Réunir dans un même espace de vie des teen-agers et  des adultes en gestation ne peut être qu’un cocktail explosif qu’engendre une cohabitation horrible où les plus âgés deviennent des loups pour les plus jeunes, une véritable jungle qui, non seulement désoriente mais conduit inéluctablement au dépit, et voire à la désertion. L’un des problèmes majeurs demeure, sans nul doute, le déficit des structures minimales d’accueil et leur capacité à héberger décemment les pensionnaires délibérément admis! A ce problème de l’inadéquation des structures d’accueil s’ajoute le déficit de l’encadrement humain et moral des jeunes de nos internats.

Ces derniers sont pour certains parents des « camps de redressement » pour les cas difficiles, un lieu idéal de socialisation et de formation intégrale de l’homme. Malheureusement dans ces « camps » où tout le monde est à l’étroit, où les trois repas conventionnels sont mal assurés se développe, comme un rituel incontournable, la loi de la débrouillardise et de la force. C’est le règne du vol et de l’arnaque. Et que dire du fléau nouveau : l’addiction aux TIC avec ses leurres et ses lueurs?

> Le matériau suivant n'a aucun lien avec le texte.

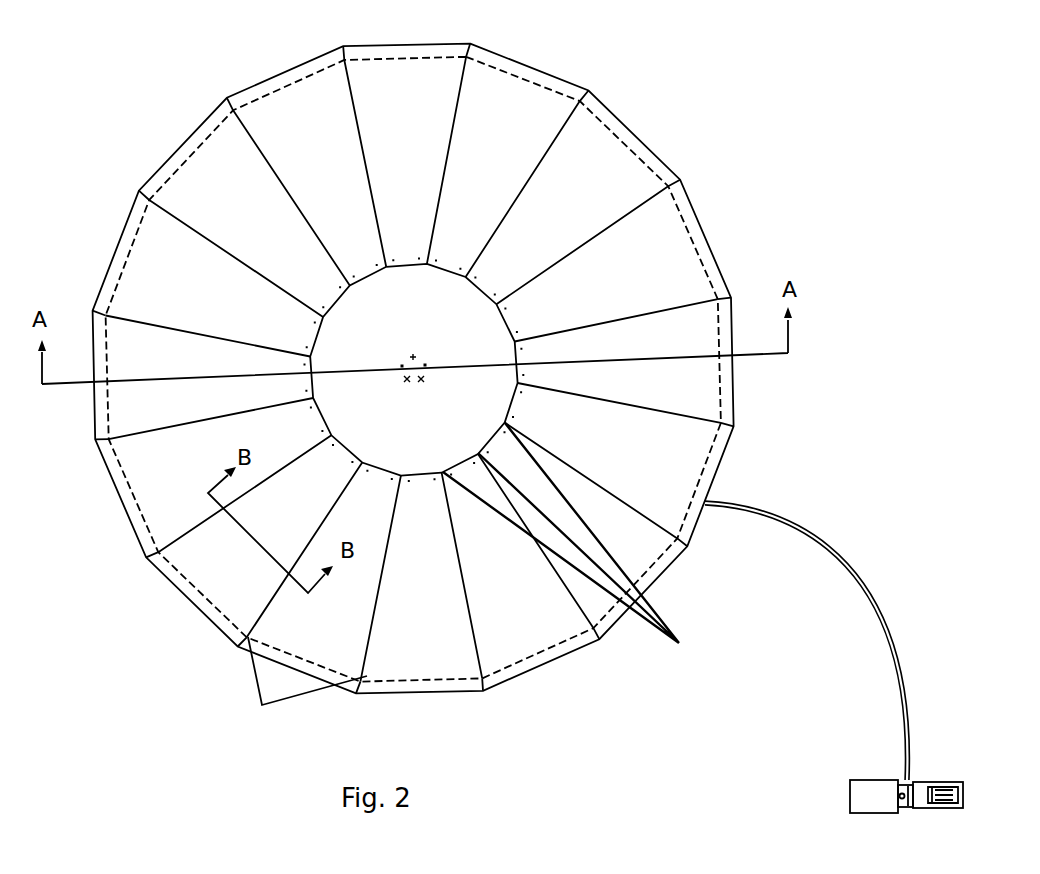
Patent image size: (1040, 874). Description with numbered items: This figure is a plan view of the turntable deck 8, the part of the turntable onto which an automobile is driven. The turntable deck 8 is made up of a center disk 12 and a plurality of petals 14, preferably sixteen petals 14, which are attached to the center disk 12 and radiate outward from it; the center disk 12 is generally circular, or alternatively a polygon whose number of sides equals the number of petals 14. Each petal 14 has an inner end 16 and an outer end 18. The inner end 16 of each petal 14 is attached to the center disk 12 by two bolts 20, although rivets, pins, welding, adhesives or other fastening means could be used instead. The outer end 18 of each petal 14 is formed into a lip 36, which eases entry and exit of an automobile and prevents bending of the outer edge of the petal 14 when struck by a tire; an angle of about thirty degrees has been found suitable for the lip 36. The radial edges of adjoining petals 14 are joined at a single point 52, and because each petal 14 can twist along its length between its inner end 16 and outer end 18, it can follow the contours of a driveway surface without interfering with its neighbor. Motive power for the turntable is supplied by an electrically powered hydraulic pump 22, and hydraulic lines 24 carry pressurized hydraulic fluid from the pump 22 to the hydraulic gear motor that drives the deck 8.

The turntable deck 8 is at (160, 575).
The center disk 12 is at (366, 331).
The petal 14 is at (578, 178).
The inner end 16 is at (470, 253).
The outer end 18 is at (516, 108).
The bolts 20 is at (578, 546).
The hydraulic pump 22 is at (930, 782).
The hydraulic lines 24 is at (870, 590).
The lip 36 is at (697, 220).
The single point 52 is at (299, 686).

Inénarrable… A cette déliquescence morale viennent trôner au-dessus de tout comme un point d’orgue les catastrophiques résultats scolaires…  Quel gâchis quand on sait les sommes énormes d’argent que les parents doivent débourser pour couvrir les frais divers exigés, sans oublier que soigner le moindre bobo est à leur charge exclusive tout comme les multiples séjours et sorties inopinés hors de l’internat !

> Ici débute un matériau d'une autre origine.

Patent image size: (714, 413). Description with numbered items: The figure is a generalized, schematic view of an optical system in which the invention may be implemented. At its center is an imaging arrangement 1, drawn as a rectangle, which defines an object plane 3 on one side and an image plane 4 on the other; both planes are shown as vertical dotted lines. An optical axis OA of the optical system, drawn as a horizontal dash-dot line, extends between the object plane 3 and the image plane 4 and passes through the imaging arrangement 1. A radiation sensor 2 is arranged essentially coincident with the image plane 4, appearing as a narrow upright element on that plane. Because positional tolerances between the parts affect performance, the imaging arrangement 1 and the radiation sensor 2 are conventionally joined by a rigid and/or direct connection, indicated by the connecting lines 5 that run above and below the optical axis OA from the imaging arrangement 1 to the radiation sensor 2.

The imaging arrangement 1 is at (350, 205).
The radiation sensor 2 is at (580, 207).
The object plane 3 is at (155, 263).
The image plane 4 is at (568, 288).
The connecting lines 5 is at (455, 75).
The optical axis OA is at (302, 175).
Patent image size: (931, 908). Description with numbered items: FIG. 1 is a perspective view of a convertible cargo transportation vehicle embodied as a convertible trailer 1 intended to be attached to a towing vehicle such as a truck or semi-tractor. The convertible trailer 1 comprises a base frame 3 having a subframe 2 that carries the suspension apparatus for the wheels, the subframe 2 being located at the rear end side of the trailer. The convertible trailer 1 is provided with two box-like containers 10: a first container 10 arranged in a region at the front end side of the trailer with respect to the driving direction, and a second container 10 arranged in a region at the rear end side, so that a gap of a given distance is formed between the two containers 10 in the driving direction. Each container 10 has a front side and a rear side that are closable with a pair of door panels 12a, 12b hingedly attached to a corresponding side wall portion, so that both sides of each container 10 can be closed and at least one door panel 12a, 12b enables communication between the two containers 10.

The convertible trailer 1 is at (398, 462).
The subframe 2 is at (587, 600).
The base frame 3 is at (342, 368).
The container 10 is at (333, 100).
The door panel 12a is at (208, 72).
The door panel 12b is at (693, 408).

L’on en vient donc à se poser des questions sur la qualité et l’autorité des maîtres d’internat et leurs hiérarchies ascendantes. Tout se passe comme si les pensionnaires sont laissés à eux-mêmes sans balise, ni guide, sans repère, ni autorité ».  

Nuancé

Tout dépend de l’objectif : Suzanne Florence Manga, conseiller principal d’Orientation.
L’envoi des enfants à l’internat peut se voir sous deux aspects. Celui des avantages que l’on y tire et les problèmes que peut poser ce système. S’agissant des avantages, nous pouvons dire que l’internat contribue à fa- çonner des valeurs chez l’enfant. On y dénombre : sa formation intégrale, la prise en charge personnelle, l’acquisition de l’esprit de socialisation, le bon suivi sur le plan scolaire, l’apprentissage à l’exécution de certaines tâches ménagères et même champê- tres, en même temps qu’il peut lui permettre de supporter la solitude, dans la mesure où il vit désormais éloigné des siens.

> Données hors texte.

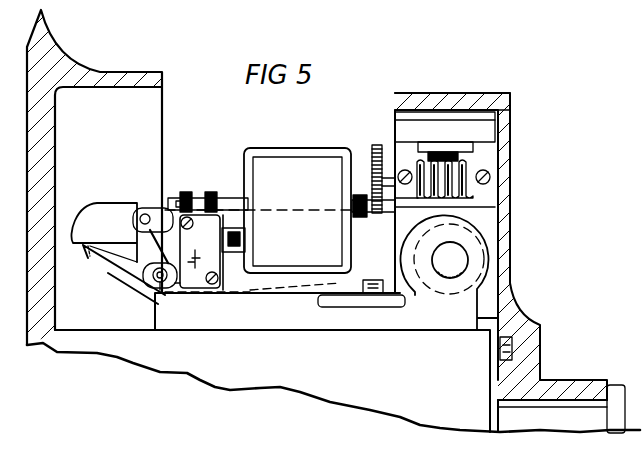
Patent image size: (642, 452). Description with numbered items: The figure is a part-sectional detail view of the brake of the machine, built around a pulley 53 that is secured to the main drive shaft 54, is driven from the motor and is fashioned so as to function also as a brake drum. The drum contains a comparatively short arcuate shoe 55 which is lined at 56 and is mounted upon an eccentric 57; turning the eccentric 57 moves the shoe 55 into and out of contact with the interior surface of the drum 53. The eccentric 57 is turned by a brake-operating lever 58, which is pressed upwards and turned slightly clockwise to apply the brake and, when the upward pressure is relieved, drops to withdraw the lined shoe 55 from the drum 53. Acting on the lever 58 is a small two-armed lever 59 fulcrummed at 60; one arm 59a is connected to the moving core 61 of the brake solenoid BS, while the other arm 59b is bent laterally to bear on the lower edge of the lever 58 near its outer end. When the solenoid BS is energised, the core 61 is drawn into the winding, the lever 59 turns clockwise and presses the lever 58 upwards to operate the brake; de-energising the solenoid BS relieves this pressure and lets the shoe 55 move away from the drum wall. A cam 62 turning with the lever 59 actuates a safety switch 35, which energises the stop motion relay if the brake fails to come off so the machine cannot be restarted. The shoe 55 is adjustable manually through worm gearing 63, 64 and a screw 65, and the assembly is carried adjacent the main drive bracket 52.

Pour ce qui est des inconvénients, l’enfant est appelé à vivre dans un environnement nouveau avec des personnes qui proviennent d’autres familles et qui ont chacun une éducation différente acquise dans des environnements différents. Ce qui expose donc l’enfant à de nombreux maux comme le suivisme comportemental avec des influences venant des autres environnements, la perte des objets, la solitude dans la mesure où certains ont du mal à supporter cet environnement qui leur est étranger. L’autre problème ici s’apparente à la fuite des responsabilités de certains parents qui préfèrent confier l’éducation des enfants aux autres.

Il faut également comprendre ici que certains points devraient être considérés comme avantages et inconvénients. Il s’agit notamment du fait que  l’enfant devra faire face à un nouveau régime alimentaire, un autre rythme de vie lui est imposé (heures de repas, de repos, d’études qui peuvent être différentes de ce qu’il connaît dans son environnement familial), l’interdiction de l’utilisation de certains appareils à l’instar des téléphones portables, les tablettes… Nous pouvons aller plus loin en distinguant selon qu’il s’agit d’un internat dans un établissement laïc ou alors en milieu confessionnel. L’on peut voir que chez les confessionnels, il est parfois exigé le port d’une même tenue pour éviter les frustrations. Ce qui n’est pas le cas chez les laïcs. En tout état de cause, prendre la décision d’envoyer l’enfant à l’internat dépendra donc de l’objectif que veut atteindre le parent pour l’éducation de celui-ci.